“The Number 23” Simply Doesn’t Add Up
- Christa Banister Contributing Writer
- 2007 23 Feb
Release Date: February 23, 2007
Rating: R (for violence, disturbing images, sexuality, language)
Genre: Psychological thriller/Drama
Run Time: 95 min.
Director: Joel Schumacher
Actors: Jim Carrey, Virginia Madsen, Logan Lerman, Danny Huston, Lynn Collins, Rhona Mitra
In “The Truman Show” and “Eternal Sunshine of the Spotless Mind,” rubber-faced funnyman Jim Carrey proved that he could convincingly play a character that didn’t require his over-the-top comedic hysterics to be memorable.
But in what’s being billed as a “psychological thriller,” Carrey doesn’t fare as well as a dog-catcher named Walter Sparrow (a nod to his work in “Ace Ventura,” perhaps?) with an adoring wife, Agatha (Virginia Madsen), a cute son, Robin (Logan Lerman) and a bone to pick with a certain grave-watching dog that bites his arm for no particular reason.
In fact, this dog bite is the catalyst for a chain of events that forever changes the course of his life. While waiting for Walter to return from work, Agatha browses at a local used bookstore and happens to pick up a well-worn copy of “The Number 23,” a mysterious book that ends up becoming an obsession for Walter once he starts reading.
While Agatha’s content to enjoy the book for what it is to her – fiction – Walter almost immediately believes that it’s the story of his life when he discovers plenty of eerie parallels to his past and present. And before long, Walter begins to see the book’s “cursed” number – 23 – everywhere he goes.

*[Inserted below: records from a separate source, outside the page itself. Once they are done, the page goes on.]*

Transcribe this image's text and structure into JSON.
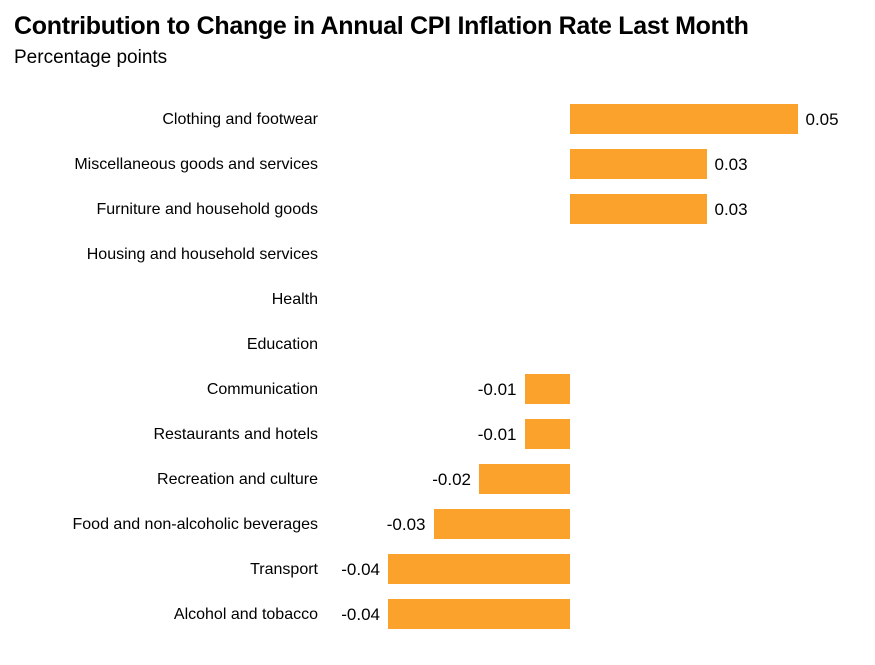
{
  "header": {
    "title": "Contribution to Change in Annual CPI Inflation Rate Last Month",
    "subtitle": "Percentage points"
  },
  "colors": {
    "bar": "#FBA22D",
    "text": "#000000",
    "background": "#FFFFFF"
  },
  "chart_data": {
    "type": "bar",
    "orientation": "horizontal",
    "title": "Contribution to Change in Annual CPI Inflation Rate Last Month",
    "subtitle": "Percentage points",
    "ylabel": "",
    "xlabel": "Percentage points",
    "xlim": [
      -0.055,
      0.067
    ],
    "grid": false,
    "legend": "none",
    "categories": [
      "Clothing and footwear",
      "Miscellaneous goods and services",
      "Furniture and household goods",
      "Housing and household services",
      "Health",
      "Education",
      "Communication",
      "Restaurants and hotels",
      "Recreation and culture",
      "Food and non-alcoholic beverages",
      "Transport",
      "Alcohol and tobacco"
    ],
    "values": [
      0.05,
      0.03,
      0.03,
      0,
      0,
      0,
      -0.01,
      -0.01,
      -0.02,
      -0.03,
      -0.04,
      -0.04
    ],
    "value_labels": [
      "0.05",
      "0.03",
      "0.03",
      "",
      "",
      "",
      "-0.01",
      "-0.01",
      "-0.02",
      "-0.03",
      "-0.04",
      "-0.04"
    ]
  }
}
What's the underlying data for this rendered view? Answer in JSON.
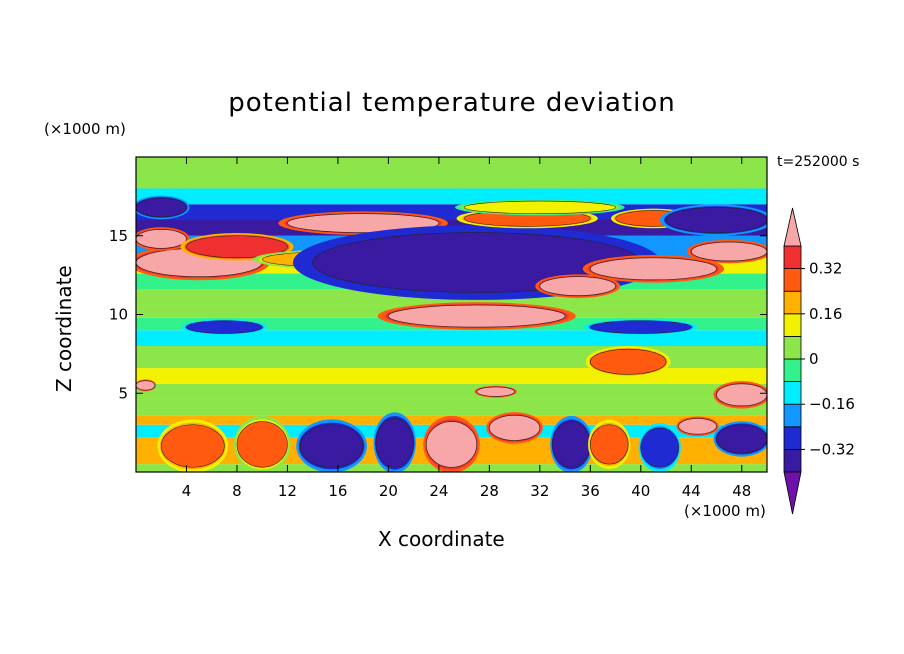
{
  "chart_data": {
    "type": "heatmap",
    "title": "potential temperature deviation",
    "xlabel": "X coordinate",
    "ylabel": "Z coordinate",
    "x_unit": "(×1000 m)",
    "y_unit": "(×1000 m)",
    "time_label": "t=252000 s",
    "xlim": [
      0,
      50
    ],
    "ylim": [
      0,
      20
    ],
    "x_ticks": [
      4,
      8,
      12,
      16,
      20,
      24,
      28,
      32,
      36,
      40,
      44,
      48
    ],
    "y_ticks": [
      5,
      10,
      15
    ],
    "colorbar": {
      "levels": [
        -0.4,
        -0.32,
        -0.24,
        -0.16,
        -0.08,
        0,
        0.08,
        0.16,
        0.24,
        0.32,
        0.4
      ],
      "tick_labels": [
        "0.32",
        "0.16",
        "0",
        "−0.16",
        "−0.32"
      ],
      "tick_values": [
        0.32,
        0.16,
        0,
        -0.16,
        -0.32
      ],
      "colors": [
        "#6f10a8",
        "#3a1aa0",
        "#1f2ad2",
        "#1296ff",
        "#00ecff",
        "#33f28c",
        "#8ce64a",
        "#f2f200",
        "#ffb000",
        "#ff5a10",
        "#f03030",
        "#f7a7a7"
      ]
    },
    "bands": [
      {
        "z": [
          0.0,
          0.5
        ],
        "value": 0.06
      },
      {
        "z": [
          0.5,
          2.2
        ],
        "value": 0.18
      },
      {
        "z": [
          2.2,
          3.0
        ],
        "value": -0.1
      },
      {
        "z": [
          3.0,
          3.6
        ],
        "value": 0.2
      },
      {
        "z": [
          3.6,
          4.6
        ],
        "value": 0.0
      },
      {
        "z": [
          4.6,
          5.6
        ],
        "value": 0.04
      },
      {
        "z": [
          5.6,
          6.6
        ],
        "value": 0.08
      },
      {
        "z": [
          6.6,
          8.0
        ],
        "value": 0.04
      },
      {
        "z": [
          8.0,
          9.0
        ],
        "value": -0.1
      },
      {
        "z": [
          9.0,
          9.8
        ],
        "value": -0.06
      },
      {
        "z": [
          9.8,
          10.6
        ],
        "value": 0.02
      },
      {
        "z": [
          10.6,
          11.6
        ],
        "value": 0.06
      },
      {
        "z": [
          11.6,
          12.6
        ],
        "value": -0.04
      },
      {
        "z": [
          12.6,
          13.6
        ],
        "value": 0.12
      },
      {
        "z": [
          13.6,
          15.0
        ],
        "value": -0.2
      },
      {
        "z": [
          15.0,
          16.0
        ],
        "value": -0.36
      },
      {
        "z": [
          16.0,
          17.0
        ],
        "value": -0.28
      },
      {
        "z": [
          17.0,
          18.0
        ],
        "value": -0.1
      },
      {
        "z": [
          18.0,
          20.0
        ],
        "value": 0.02
      }
    ],
    "features": [
      {
        "x": [
          0,
          10
        ],
        "z": [
          12.4,
          14.2
        ],
        "value": 0.4
      },
      {
        "x": [
          0,
          4
        ],
        "z": [
          14.2,
          15.4
        ],
        "value": 0.4
      },
      {
        "x": [
          4,
          12
        ],
        "z": [
          13.6,
          15.0
        ],
        "value": 0.36
      },
      {
        "x": [
          12,
          24
        ],
        "z": [
          15.2,
          16.4
        ],
        "value": 0.4
      },
      {
        "x": [
          10,
          22
        ],
        "z": [
          13.0,
          14.0
        ],
        "value": 0.2
      },
      {
        "x": [
          14,
          40
        ],
        "z": [
          11.4,
          15.2
        ],
        "value": -0.4
      },
      {
        "x": [
          20,
          34
        ],
        "z": [
          9.2,
          10.6
        ],
        "value": 0.4
      },
      {
        "x": [
          26,
          36
        ],
        "z": [
          15.6,
          16.6
        ],
        "value": 0.3
      },
      {
        "x": [
          38,
          44
        ],
        "z": [
          15.6,
          16.6
        ],
        "value": 0.3
      },
      {
        "x": [
          26,
          38
        ],
        "z": [
          16.4,
          17.2
        ],
        "value": 0.12
      },
      {
        "x": [
          44,
          50
        ],
        "z": [
          13.4,
          14.6
        ],
        "value": 0.4
      },
      {
        "x": [
          36,
          46
        ],
        "z": [
          12.2,
          13.6
        ],
        "value": 0.4
      },
      {
        "x": [
          32,
          38
        ],
        "z": [
          11.2,
          12.4
        ],
        "value": 0.4
      },
      {
        "x": [
          0,
          4
        ],
        "z": [
          16.2,
          17.4
        ],
        "value": -0.36
      },
      {
        "x": [
          42,
          50
        ],
        "z": [
          15.2,
          16.8
        ],
        "value": -0.36
      },
      {
        "x": [
          4,
          10
        ],
        "z": [
          8.8,
          9.6
        ],
        "value": -0.28
      },
      {
        "x": [
          36,
          44
        ],
        "z": [
          8.8,
          9.6
        ],
        "value": -0.28
      },
      {
        "x": [
          37,
          40
        ],
        "z": [
          6.4,
          7.6
        ],
        "value": 0.4
      },
      {
        "x": [
          36,
          42
        ],
        "z": [
          6.2,
          7.8
        ],
        "value": 0.3
      },
      {
        "x": [
          2,
          7
        ],
        "z": [
          0.3,
          3.0
        ],
        "value": 0.3
      },
      {
        "x": [
          8,
          12
        ],
        "z": [
          0.3,
          3.2
        ],
        "value": 0.24
      },
      {
        "x": [
          13,
          18
        ],
        "z": [
          0.3,
          3.0
        ],
        "value": -0.36
      },
      {
        "x": [
          19,
          22
        ],
        "z": [
          0.3,
          3.4
        ],
        "value": -0.36
      },
      {
        "x": [
          23,
          27
        ],
        "z": [
          0.3,
          3.2
        ],
        "value": 0.4
      },
      {
        "x": [
          28,
          32
        ],
        "z": [
          2.0,
          3.6
        ],
        "value": 0.4
      },
      {
        "x": [
          33,
          36
        ],
        "z": [
          0.3,
          3.2
        ],
        "value": -0.36
      },
      {
        "x": [
          36,
          39
        ],
        "z": [
          0.5,
          3.0
        ],
        "value": 0.3
      },
      {
        "x": [
          40,
          43
        ],
        "z": [
          0.3,
          2.8
        ],
        "value": -0.28
      },
      {
        "x": [
          43,
          46
        ],
        "z": [
          2.4,
          3.4
        ],
        "value": 0.4
      },
      {
        "x": [
          46,
          50
        ],
        "z": [
          1.2,
          3.0
        ],
        "value": -0.36
      },
      {
        "x": [
          46,
          50
        ],
        "z": [
          4.2,
          5.6
        ],
        "value": 0.4
      },
      {
        "x": [
          0,
          1.5
        ],
        "z": [
          5.2,
          5.8
        ],
        "value": 0.4
      },
      {
        "x": [
          27,
          30
        ],
        "z": [
          4.8,
          5.4
        ],
        "value": 0.4
      }
    ]
  }
}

His birthday is February 3 or “23.” The numbers on his alarm clock add up to “23.” Significant world events like Hiroshima and the death of Hitler all involve the number “23.” And before long, (gasp) he’s convinced that “23” has something to do with his own mysterious past as flashbacks starring the book’s protagonist Fingerling (also played by Carrey) reveal a past predilection for murder.
Director Joel Schumacher does his best to set up the story in creepy, blood-red splendor, but not even Carrey’s obvious ode to Jack Nicholson’s chilling performance in “The Shining" can make the film’s premise come off as anything more than just plain silly.

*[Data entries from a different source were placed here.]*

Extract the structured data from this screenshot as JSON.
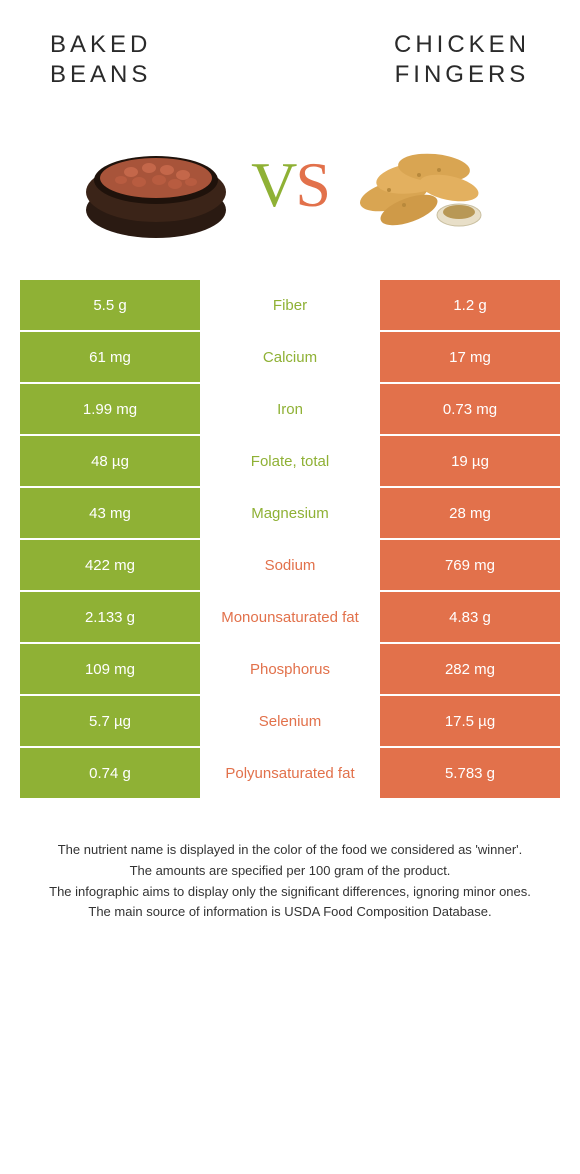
{
  "colors": {
    "left": "#8fb135",
    "right": "#e2714b",
    "text": "#333333",
    "bg": "#ffffff"
  },
  "foods": {
    "left": {
      "title_line1": "BAKED",
      "title_line2": "BEANS"
    },
    "right": {
      "title_line1": "CHICKEN",
      "title_line2": "FINGERS"
    }
  },
  "vs": {
    "v": "V",
    "s": "S"
  },
  "rows": [
    {
      "left": "5.5 g",
      "label": "Fiber",
      "right": "1.2 g",
      "winner": "left"
    },
    {
      "left": "61 mg",
      "label": "Calcium",
      "right": "17 mg",
      "winner": "left"
    },
    {
      "left": "1.99 mg",
      "label": "Iron",
      "right": "0.73 mg",
      "winner": "left"
    },
    {
      "left": "48 µg",
      "label": "Folate, total",
      "right": "19 µg",
      "winner": "left"
    },
    {
      "left": "43 mg",
      "label": "Magnesium",
      "right": "28 mg",
      "winner": "left"
    },
    {
      "left": "422 mg",
      "label": "Sodium",
      "right": "769 mg",
      "winner": "right"
    },
    {
      "left": "2.133 g",
      "label": "Monounsaturated fat",
      "right": "4.83 g",
      "winner": "right"
    },
    {
      "left": "109 mg",
      "label": "Phosphorus",
      "right": "282 mg",
      "winner": "right"
    },
    {
      "left": "5.7 µg",
      "label": "Selenium",
      "right": "17.5 µg",
      "winner": "right"
    },
    {
      "left": "0.74 g",
      "label": "Polyunsaturated fat",
      "right": "5.783 g",
      "winner": "right"
    }
  ],
  "footnotes": [
    "The nutrient name is displayed in the color of the food we considered as 'winner'.",
    "The amounts are specified per 100 gram of the product.",
    "The infographic aims to display only the significant differences, ignoring minor ones.",
    "The main source of information is USDA Food Composition Database."
  ]
}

As if to punctuate the ridiculous nature of the whole thing, not to mention the unnerving imagery of love-me-and-hurt-me sex and pretty girls committing suicide, the latter half of the film is devoted to explaining everything that happened in the first place. And even with these “stunning” revelations, the mystery behind the book and its author are just as lackluster.

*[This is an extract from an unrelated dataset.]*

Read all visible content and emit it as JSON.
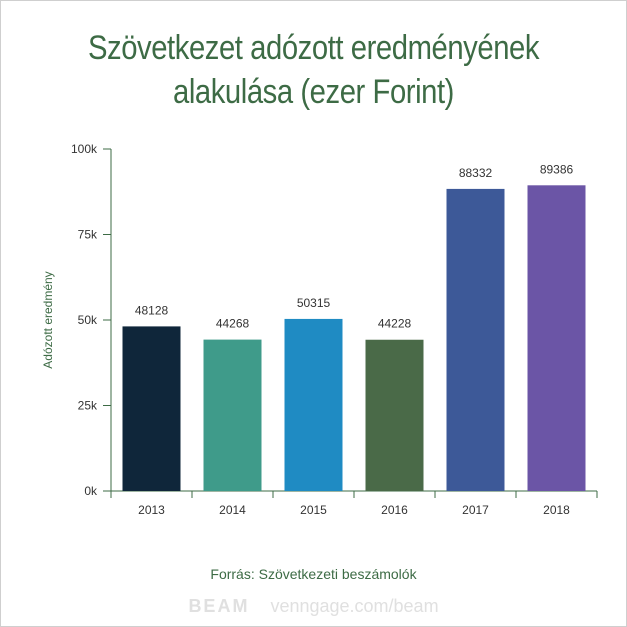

In a movie that’s truly suspenseful, the mystery of the unknown is a central part of the charm. Rather than spell everything out for the viewer, a flick like this should provoke further discussion afterward, not leave you feeling like you’ve wasted an hour and a half of your life. When it’s said and done, there’s not much about “The Number 23” that actually adds up. It’s ultimately nothing more than a superstition gone seriously awry that wastes the talent of actors like Carrey and Madsen.
AUDIENCE: Adults only
- Drugs/Alcohol: Social drinking.
- Language/Profanity: An assortment of mild profanities and an abundance of F-words.
- Sex/Nudity: There are several racy sex scenes between Fabrizia and Fingerling. While there’s no nudity, Fabrizia enjoys being tied up and threatened with a knife in the process. Fabrizia also has an affair with Miles Phoenix. While they engage in sex, Fingerling watches in disbelief.
- Violence: An abundance, given the movie’s subject matter. There are multiple murders and suicides and plenty of blood shown throughout the film. There are also plenty of disturbing images as well, shots of people after suicide, murder-fueled dreams, etc.
- Religion: One of the movie’s themes is about a man’s sins eventually being found out. Despite the film’s questionable subject matter, there’s a redemptive principle in the story. SPOILER ALERT: When Agatha discovers that Walter is Laura’s killer and the writer of the mysterious book and was institutionalized because of his obsessive behavior, she emphasizes that’s who he was, not who he is now, which is the perfect picture of what we’re like before we know Christ. He no longer views us as who we were before we ask for forgiveness. Rather, He views us as who we are now – still flawed, but redeemed.